4. Avoid the Risk – In effect, when the operation or process potentially can lead to the risk is not carried out. This result can limit the business's effectiveness and profitability. For example, just imagine if you avoid the risk of your website being defaced by just not having a website. The consequence would be a loss of marketing, sales, and communication ability.
5. Accept the Risk – have you judged the potential outcome to be either unlikely to occur, to be manageable and recoverable without affecting the business unduly, or the risk cannot be reduced without causing major upset to the way the organization operates?

Setting Realistic Goals

Setting a realistic risk appetite is a task for the entire C-Suite. Each member is likely to have their own thoughts and inputs, so it's important to correctly identify and communicate the level of risk. Therefore, the C-Suite members will need to reach a consensus, and the CISO can provide guidance and direction in this activity.

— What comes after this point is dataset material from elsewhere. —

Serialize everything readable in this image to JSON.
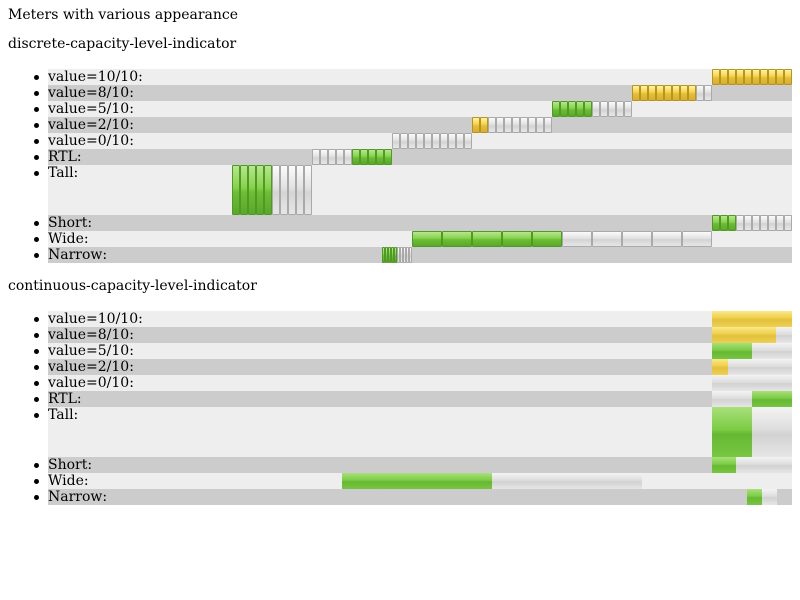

Once this team reaches agreement, the CISO can use a combination of the items listed above to balance costs, manage overheads and effectiveness while keeping everything below the agreed-upon risk appetite level, complying with relevant legislation and regulatory requirements, and constantly monitoring the threat landscape and adjusting the response.

Breaking New Ground

Security and cyber risk are relatively recent phenomenon, yet to be fully recognized or comprehended by all as yet. However, that's not necessarily the C-Suite's fault, as these people generally have to juggle cybersecurity with many other issues. To help management properly understand the concept of risk, the security leader must have the verbal tools to educate and drive understanding and acceptance of the real-world risks each organization faces. This education will ensure the protection and resilience of the business is the primary objective of a cohesive risk management approach.